Moving from Volume to Verified Relevance
The fix isn’t fewer indicators for the sake of fewer indicators. It’s indicators that come pre-validated against real, recent, observed attacker behavior, with the context attached that lets an analyst trust them without re-deriving that trust from scratch every time.
Each IOC ships with the context that makes utilization possible in the first place: links to the original sandbox session with MITRE ATT&CK TTPs and network behavior, malware family labels, and severity scoring — the difference between “here’s an IP” and “here’s an IP, here’s what it did, and here’s the proof.”

That contextual layer is also what keeps the noise down. Indicators are continuously refreshed and pre-processed to filter out stale or low-confidence entries, which is reflected in a near-zero false-positive rate compared to the long tail typical of open or aggregated feeds.

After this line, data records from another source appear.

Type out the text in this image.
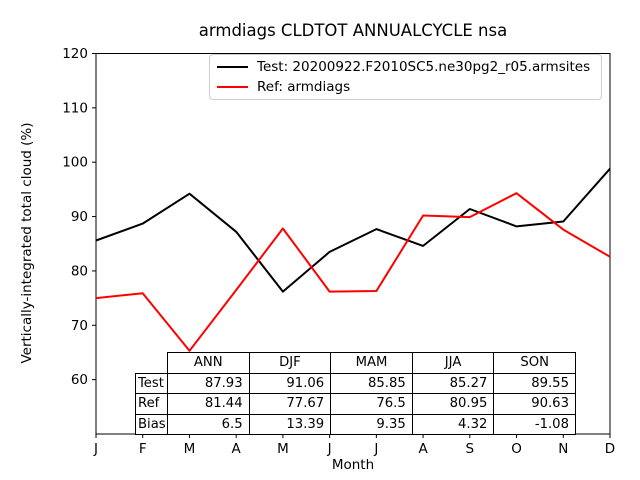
armdiags CLDTOT ANNUALCYCLE nsa
Vertically-integrated total cloud (%)
60
70
80
90
100
110
120
J	F	M	A	M	J	J	A	S	O	N	D
Test: 20200922.F2010SC5.ne30pg2_r05.armsites
Ref: armdiags
	ANN	DJF	MAM	JJA	SON
Test	87.93	91.06	85.85	85.27	89.55
Ref	81.44	77.67	76.5	80.95	90.63
Bias	6.5	13.39	9.35	4.32	-1.08
Month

The feeds can be integrated into SIEM, SOAR, EDR, XDR, TIP, firewall, and other security workflows. This makes it possible to operationalize intelligence where analysts and controls already work, whether the goal is automated enrichment, detection tuning, proactive threat hunting, or blocking known malicious infrastructure.
For CISOs, the value is not simply more data entering the security stack. It is greater confidence that the SOC is spending its time on indicators that are current, relevant, and connected to real adversary activity.
Conclusion: The Best Feed Is Not the Biggest One
Threat intelligence should reduce uncertainty, not add another layer of it.
When a SOC collects indicators without measuring relevance, freshness, confidence, or actionability, it risks turning intelligence into a storage problem. Millions of IOCs may create the appearance of broad coverage while leaving analysts with more alerts, more duplicates, and less clarity.
The goal is not to collect every indicator that exists. It is to deliver the indicators that can improve a security decision before the opportunity to act disappears.
For modern security teams, intelligence value is not measured in records. It is measured in decisions improved, investigations accelerated, and threats stopped.